Giving the ocean legal rights may help protect the ocean from injuries under the law, but how does that translate into reality? So far, giving the ecosystem legal status has been largely symbolic, and the success of the proceedings is primarily based on the proceedings framework and the plaintiffs’ interests. However, as the number of proceedings grows, we hope that opposition to projects that can destroy certain ecosystems will set a precedent for national and local governments to work on biodiversity conservation.

How about the law of the sea?

The sea is not completely unprotected from a legal point of view. The United Nations Convention on the Law of the Sea (UNCLOS), signed by 117 states in 1982 and entered into force in 1994, exists. However, this is limited to the geographical jurisdiction and use of coastal countries between them. Conservation of the marine environment and its natural resources.

According to Michelle Bender, UNCLOS is an outdated reference focused on national sovereignty, the right to exploit, and the freedom of the sea.

“Article 192 imposes obligations on the State to protect and protect the marine environment, but there is no framework for implementing or enforcing this provision, and the State is responsible, especially in areas outside the jurisdiction of the State. We can’t let you. We are in the process of negotiating to agree on a treaty to protect biodiversity on the open sea, and we are heading in the right direction, but we still think our efforts are different. increase.”

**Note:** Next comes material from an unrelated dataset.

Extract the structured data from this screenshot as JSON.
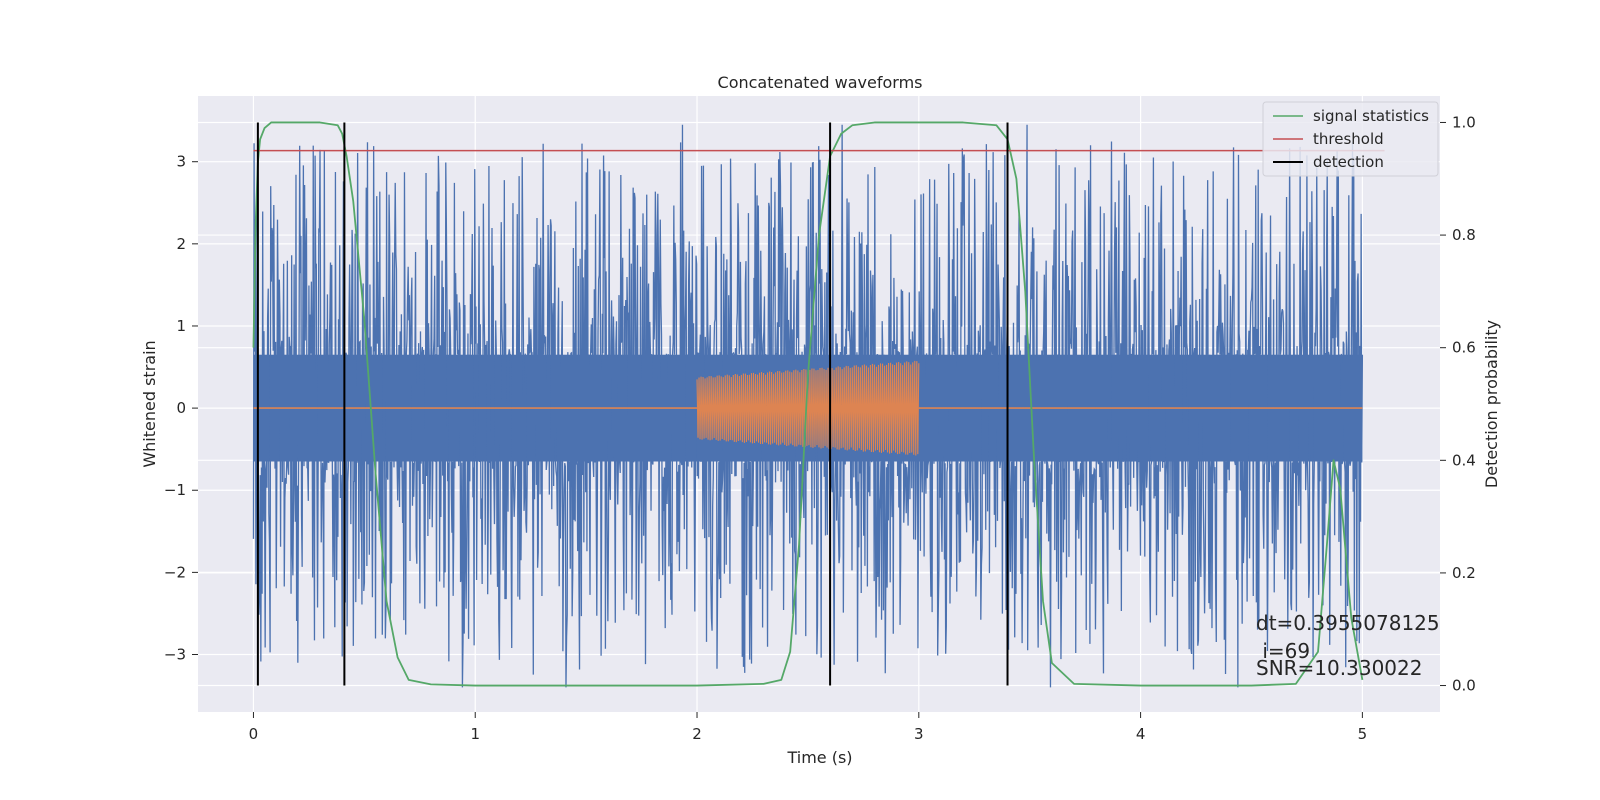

Monaco is part of this alternative to promote a new treaty on the high seas. As a member of the intergovernmental conference It contributed to the 4th and last session This month, we will finalize the details of the International Legally Binding Agreement (BBNJ) on the Conservation and Sustainable Use of waters outside the jurisdiction of the country.

Nevertheless, Michelle Bender sees the Declaration of Marine Rights as a completely separate, fundamentally essential set of rules.

“The Universal Declaration of Human Rights will create a new, comprehensive framework rather than being integrated into existing agreements like UNCLOS,” she explains. “Earth-centric governance puts human society in a natural system. It will bring about fundamental changes in the values ​​and ethics that underlie our law, governance and economic systems. We are asking ourselves what it takes for the ocean to be prosperous and healthy and how to better manage human activity in a mutually ecologically sustainable way. “

Next step

A series of innovation workshops will be held to define the principles of the Declaration of Maritime Rights, with stakeholders and representatives, including lawyers and scientists, as well as community members, indigenous peoples, government members, stakeholders and proactive. People who are active in the area gather. I am involved in marine conservation. The purpose is for the principles to be agreed by September 2023.

Second, the Declaration must be ratified by the State at the UN level, ideally by 2030. Hopefully it will be a year when the campaign to protect 30% of the ocean will bear fruit. Currently, only 2.7% of the world’s oceans are completely protected from commercial fishing, mining, oil drilling, and other destructive activities.

Michelle Vendor acknowledges that the implementation of the Maritime Rights Declaration, its enforcement, and the definition of individual country commitments are the most difficult aspects. “Like human rights, it will probably take some time, but we have to put the ocean at the center of governance and ask ourselves how we can change our relationship with nature.”

Discussions will continue at the United Nations Maritime Conference in Lisbon on the 25thth June.